Hukum dan Doa yang Dibaca Ketika Menyembelih Hewan Kurban

Hukum dan Doa yang Dibaca Ketika Menyembelih Hewan Kurban


Pada dasarnya, kita disunnahkan ketika menyembelih kurban untuk membaca doa berikut ini: 

بسم الله ، والله أكبر ، اللهم هذا منك ولك ، هذا عني (هذا عن فلان ) اللهم تقبل من فلان وآل فلان (ويسمي نفسه

Bismillāh. Wallāhu Akbar. Allāhumma Hadzā Minak wa Laka. Hadzā ‘Annī/ Hadzā ‘an Fulān. Allāhumma Taqabbal min Fulān wa Âli Fulān

“Dengan nama Allah. Allah Maha Besar. Ya Allah, ini dari-Mu dan untuk-Mu. Ini dariku (Jikalau ia sendiri yang menyembelihnya. Jikalau bukan ia yang lansung menyembelihnya, diwakilkan panitia kurban, diganti dengan: Ini dariku - Hadzā ‘an Fulān) Ya Allah, terimalah dari Fulan (sebutkan nama Shāhibul Qurbān) dan Keluarga (sebutkan nama Shāhibul Qurbān)

Doa yang sunnah dibaca, itu seperti diatas. Wajibnya, ini batas minimal yang dibaca oleh orang yang akan menyembelih, baik yang menyembelih itu adalah pemilik kurban itu sendiri maupun panitia kurban adalah: 

Bismillah; Dengan nama Allah SWT. 

Kalau sudah membaca Bismillah, hokum kurbannya sudah sah. Halal. Dan sudah sesuai dengan Syariat Islam. 

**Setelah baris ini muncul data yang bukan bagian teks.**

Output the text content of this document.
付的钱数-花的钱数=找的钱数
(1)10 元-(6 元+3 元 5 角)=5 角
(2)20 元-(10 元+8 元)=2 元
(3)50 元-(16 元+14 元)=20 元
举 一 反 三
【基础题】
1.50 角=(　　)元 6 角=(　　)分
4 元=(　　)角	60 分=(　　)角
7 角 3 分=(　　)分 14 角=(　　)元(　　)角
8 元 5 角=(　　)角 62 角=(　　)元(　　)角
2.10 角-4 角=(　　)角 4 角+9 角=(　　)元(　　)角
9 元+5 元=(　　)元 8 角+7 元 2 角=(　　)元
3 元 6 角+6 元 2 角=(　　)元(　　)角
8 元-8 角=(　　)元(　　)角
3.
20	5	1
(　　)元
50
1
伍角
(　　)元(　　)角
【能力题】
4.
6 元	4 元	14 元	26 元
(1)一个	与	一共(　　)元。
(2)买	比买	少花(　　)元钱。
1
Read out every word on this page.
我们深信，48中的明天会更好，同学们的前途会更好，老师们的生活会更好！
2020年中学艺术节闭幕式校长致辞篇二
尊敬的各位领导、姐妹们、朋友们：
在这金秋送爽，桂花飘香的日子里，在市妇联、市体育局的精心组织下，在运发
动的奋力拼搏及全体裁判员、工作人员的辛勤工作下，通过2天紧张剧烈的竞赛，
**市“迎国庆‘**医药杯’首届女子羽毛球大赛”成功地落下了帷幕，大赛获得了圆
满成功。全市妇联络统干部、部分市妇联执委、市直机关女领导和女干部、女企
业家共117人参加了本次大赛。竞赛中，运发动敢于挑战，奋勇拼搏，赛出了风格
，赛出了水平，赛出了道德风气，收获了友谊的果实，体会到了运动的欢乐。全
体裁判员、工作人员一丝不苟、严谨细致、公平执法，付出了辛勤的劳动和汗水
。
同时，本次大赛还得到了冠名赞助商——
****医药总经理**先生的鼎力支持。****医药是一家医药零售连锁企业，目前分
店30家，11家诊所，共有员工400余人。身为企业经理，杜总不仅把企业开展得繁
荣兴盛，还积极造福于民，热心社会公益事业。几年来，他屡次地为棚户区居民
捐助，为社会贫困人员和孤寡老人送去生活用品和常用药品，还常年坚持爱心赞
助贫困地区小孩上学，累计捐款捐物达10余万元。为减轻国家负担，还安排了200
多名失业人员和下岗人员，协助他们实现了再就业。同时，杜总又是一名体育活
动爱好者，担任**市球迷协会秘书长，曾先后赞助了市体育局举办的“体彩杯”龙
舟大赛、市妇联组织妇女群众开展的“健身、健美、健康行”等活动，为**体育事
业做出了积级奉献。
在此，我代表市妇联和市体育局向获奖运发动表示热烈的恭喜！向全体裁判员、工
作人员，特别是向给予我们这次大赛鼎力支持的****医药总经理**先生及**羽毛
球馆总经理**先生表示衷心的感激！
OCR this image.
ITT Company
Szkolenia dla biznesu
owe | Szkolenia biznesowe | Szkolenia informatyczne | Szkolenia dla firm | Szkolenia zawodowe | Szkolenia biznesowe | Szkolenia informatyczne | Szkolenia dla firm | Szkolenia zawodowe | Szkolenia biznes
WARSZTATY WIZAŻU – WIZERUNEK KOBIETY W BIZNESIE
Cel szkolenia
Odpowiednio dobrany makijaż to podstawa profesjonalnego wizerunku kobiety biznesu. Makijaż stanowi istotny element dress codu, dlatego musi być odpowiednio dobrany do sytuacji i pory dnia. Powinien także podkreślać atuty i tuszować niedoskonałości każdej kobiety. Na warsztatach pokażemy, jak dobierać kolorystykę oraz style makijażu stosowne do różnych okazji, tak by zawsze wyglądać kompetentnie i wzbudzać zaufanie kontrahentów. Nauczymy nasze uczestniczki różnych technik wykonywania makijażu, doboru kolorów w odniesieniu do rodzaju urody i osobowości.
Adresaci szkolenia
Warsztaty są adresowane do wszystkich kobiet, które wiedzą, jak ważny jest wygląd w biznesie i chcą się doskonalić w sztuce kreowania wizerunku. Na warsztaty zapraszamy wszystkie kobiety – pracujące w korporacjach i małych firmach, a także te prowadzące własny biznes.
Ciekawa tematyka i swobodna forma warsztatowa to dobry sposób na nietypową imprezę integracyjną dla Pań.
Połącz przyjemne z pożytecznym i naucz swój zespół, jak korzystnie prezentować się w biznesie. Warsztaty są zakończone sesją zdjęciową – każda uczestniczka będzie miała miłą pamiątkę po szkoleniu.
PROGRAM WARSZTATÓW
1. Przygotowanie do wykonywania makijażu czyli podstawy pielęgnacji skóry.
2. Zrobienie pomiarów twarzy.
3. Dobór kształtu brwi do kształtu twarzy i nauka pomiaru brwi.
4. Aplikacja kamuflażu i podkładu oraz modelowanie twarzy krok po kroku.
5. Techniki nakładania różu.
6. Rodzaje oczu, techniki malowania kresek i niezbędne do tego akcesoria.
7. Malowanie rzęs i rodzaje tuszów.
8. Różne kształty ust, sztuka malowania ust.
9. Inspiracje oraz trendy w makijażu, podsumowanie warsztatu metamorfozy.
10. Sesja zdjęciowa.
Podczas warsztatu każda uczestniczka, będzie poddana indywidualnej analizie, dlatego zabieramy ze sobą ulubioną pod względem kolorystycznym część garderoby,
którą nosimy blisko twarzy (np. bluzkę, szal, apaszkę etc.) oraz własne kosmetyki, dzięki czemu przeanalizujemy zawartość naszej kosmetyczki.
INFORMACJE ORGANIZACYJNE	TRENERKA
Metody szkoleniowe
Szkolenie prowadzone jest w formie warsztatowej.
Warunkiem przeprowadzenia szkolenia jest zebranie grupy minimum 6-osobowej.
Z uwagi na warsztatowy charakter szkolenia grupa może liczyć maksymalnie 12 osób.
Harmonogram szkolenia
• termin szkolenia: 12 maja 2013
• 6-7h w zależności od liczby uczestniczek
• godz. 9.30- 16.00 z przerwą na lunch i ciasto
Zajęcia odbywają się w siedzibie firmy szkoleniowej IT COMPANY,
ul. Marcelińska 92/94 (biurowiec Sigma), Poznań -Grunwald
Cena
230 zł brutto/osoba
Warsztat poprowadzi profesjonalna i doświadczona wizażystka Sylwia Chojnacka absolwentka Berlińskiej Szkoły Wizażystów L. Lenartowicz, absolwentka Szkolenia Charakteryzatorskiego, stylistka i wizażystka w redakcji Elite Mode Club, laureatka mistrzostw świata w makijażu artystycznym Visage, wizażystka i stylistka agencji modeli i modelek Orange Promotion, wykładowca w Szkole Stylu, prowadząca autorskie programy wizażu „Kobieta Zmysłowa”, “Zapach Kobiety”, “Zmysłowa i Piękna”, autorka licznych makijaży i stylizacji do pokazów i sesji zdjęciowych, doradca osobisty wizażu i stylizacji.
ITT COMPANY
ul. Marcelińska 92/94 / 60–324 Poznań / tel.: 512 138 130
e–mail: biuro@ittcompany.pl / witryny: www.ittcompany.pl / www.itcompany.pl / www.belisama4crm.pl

Hadits-Hadits yang Menjelaskan Tentang Doa Ini

Ada beberapa hadits yang menjelaskan doa yang dibaca ketika akan menyembelih kurban ini, di antaranya diriwayatkan oleh Anas bin Mālik radhiyallahu anhu: 

ضَحَّى النَّبِيُّ صَلَّى اللَّهُ عَلَيْهِ وَسَلَّمَ بِكَبْشَيْنِ أَمْلَحَيْنِ أَقْرَنَيْنِ ذَبَحَهُمَا بِيَدِهِ وَسَمَّى وَكَبَّرَ وَوَضَعَ رِجْلَهُ عَلَى صِفَاحِهِمَا

Nabi Saw berkurban dengan dua domba yang berwarna putih yang ada hitamnya dan bertanduk, beliau menyembelihnya dengan tangannya, menyebut nama Allah dan bertakbir, dan meletakkan kakinya di atas samping kambing.” (HR al-Bukhāri 5565, Muslim 1966)

Diriwayatkan dari ‘Âisyah radhiyallahu anha bahwa Rasulullah Saw memerintahkan untuk diambil domba yang bertanduk, kemudian dibawakanlah kepadanya untuk dikurbankan, kemudian beliau bersabda: 

يَا عَائِشَةُ هَلُمِّي الْمُدْيَةَ

 “Wahai Aisyah, bawa pisau kesini.” 

Kemudian beliau berkata lagi: 

اشْحَذِيهَا بِحَجَرٍ

“Asahlah ia dengan batu.” 

Kemudian Aisyah mengasahnya. Setelah itu, beliau mengambil pisau dan mengambil dombanya, kemudian membaringkannya dan menyembelihnya seraya membaca: 

بِاسْمِ اللَّهِ اللَّهُمَّ تَقَبَّلْ مِنْ مُحَمَّدٍ وَآلِ مُحَمَّدٍ وَمِنْ أُمَّةِ مُحَمَّدٍ

“Dengan nama Allah. Ya Allah, Terimalah dari Muhammad dan keluarga Muhammad, serta dari Umat Muhammad.” 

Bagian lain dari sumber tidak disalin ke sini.